I repeat the same thing for the choke and it comes in the RH side of the neck. Same process but mirror image.
The lower choke cable for the LH choke I make an inch longer and cross it over.

This is brilliant. I wish I had the skills and resources to make my own cables.
 
Here's what I did.
Reverted back to what I did back in the 70's as a Kid in my 20's.
Boyer at 31, 6/8 valve lash, float levels equal, sync slides.
Fire it up, adjust idle and air screws @ 1 1/2.
Adjust idle up.

Pull left plug, fine tune air and idle to 1k on Rt side.
Reinstall plug wire, idle goes up.
Pull Rt. plug, engine dies.
Adjust throttle stop screw on left until 1k idle.
Fine tune air screw and idle to 1K

Reinstall plug wire, idle way up to approx 1800.
Back off idle screws 1/4 - 1/8 at a time till nice idle.

Slides are now out sync as the left slide is higher.
Adjust cable tops for sync.
Slides do pull all the way up, on full throttle, but the left is a little higher throughout.
Final air screw setting Rt. 1 1/2, Lt. 1 7/8.
Obviously the Rt side was pulling harder on idle.
Compression on each BTW is 175 - 178.
But now, the bike starts easily, idles and runs great.

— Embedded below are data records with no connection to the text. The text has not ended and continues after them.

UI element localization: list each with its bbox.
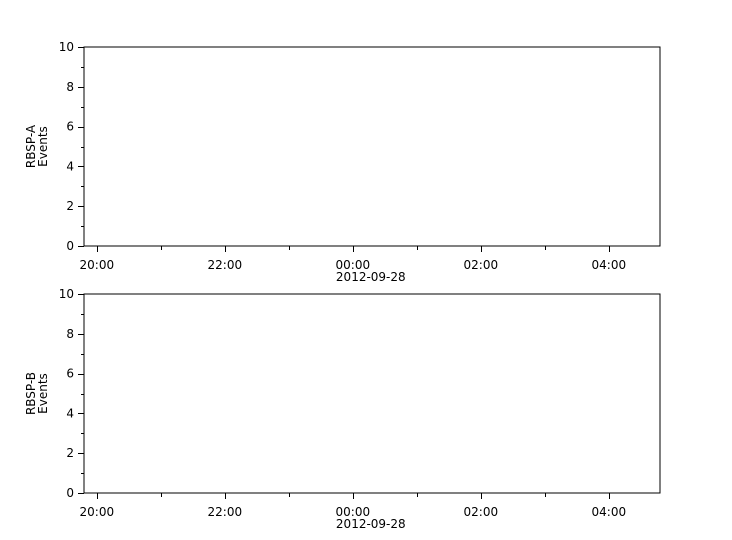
x-tick-label: 00:00 xyxy=(336,258,371,272)
y-axis-label: Events xyxy=(36,373,50,414)
y-tick-label: 2 xyxy=(66,199,74,213)
y-tick-label: 10 xyxy=(59,40,74,54)
x-tick-label: 00:00 xyxy=(336,505,371,519)
plot-frame xyxy=(83,46,661,247)
y-tick-label: 8 xyxy=(66,327,74,341)
y-tick-label: 2 xyxy=(66,446,74,460)
y-tick-label: 4 xyxy=(66,159,74,173)
y-tick-label: 0 xyxy=(66,239,74,253)
y-axis-label: RBSP-B xyxy=(24,372,38,415)
x-tick-label: 04:00 xyxy=(592,505,627,519)
y-tick-label: 0 xyxy=(66,486,74,500)
y-axis-label: RBSP-A xyxy=(24,124,38,168)
x-tick-label: 20:00 xyxy=(80,258,115,272)
y-tick-label: 10 xyxy=(59,287,74,301)
x-date-label: 2012-09-28 xyxy=(336,270,406,284)
x-tick-label: 20:00 xyxy=(80,505,115,519)
y-tick-label: 6 xyxy=(66,367,74,381)
x-tick-label: 22:00 xyxy=(208,258,243,272)
x-tick-label: 02:00 xyxy=(464,258,499,272)
y-tick-label: 6 xyxy=(66,120,74,134)
plot-frame xyxy=(83,293,661,494)
x-tick-label: 04:00 xyxy=(592,258,627,272)
y-tick-label: 4 xyxy=(66,406,74,420)
y-tick-label: 8 xyxy=(66,80,74,94)
x-date-label: 2012-09-28 xyxy=(336,517,406,531)
x-tick-label: 22:00 xyxy=(208,505,243,519)
x-tick-label: 02:00 xyxy=(464,505,499,519)
y-axis-label: Events xyxy=(36,126,50,167)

Ok, now tell me what I've done wrong.
 
Hi guys -

So I bought a digi sync carb tuner - it was pretty cheap and frankly, I've balanced carbs the old fashioned way but I'm kind of tired of it. This was similar to biasing tube guitar amplifiers - get the process but wouldn't mind speeding it up. I find when I have the carbs on my 73' 850 perfectly balanced it vibrates way less at all rpms ranges and rides much smoother. Anyway i hooked it up in place of the balance tube and dialed everything in at around 1,000 rpms (after a 20 mile ride so warmed up). Pretty slick me thinks. Then I put the balance tube back on and fire it up and it runs beautifully but is idling at around 500 rpm?? So obviously the balance tube is effecting. So i crank the idle back up to 1,000 as evenly as possible but it's still rougher than it was. Then I connected the machine again and it's idling at 1,350 which makes sense but way too high clearly. I then resynched them at that speed, put the balance tube back on and in business at 1,000 rpm idle. Can someone explain to me what happened. Is there a better way to go about it? Thank you

http://thedigisync.com/digi-sync-top-page.html

@Eric Bauer Where'd you net out with the Digi Sync? I've been thinking of getting one as well, having come across a video today. Did you end up determining the best way to utilize the tool?
 
@Eric Bauer Where'd you net out with the Digi Sync? I've been thinking of getting one as well, having come across a video today. Did you end up determining the best way to utilize the tool?
Ronnie,
Also look at the CarbTune out of the UK that is available here in the US.It is a nice unit.
Mike
 
Ronnie,
Also look at the CarbTune out of the UK that is available here in the US.It is a nice unit.
Mike
Very happy with the Morgan CarbTune. Simple, no fussy high tech gizmos. Ran me about $80 direct from UK. Available in two or four cylinder models.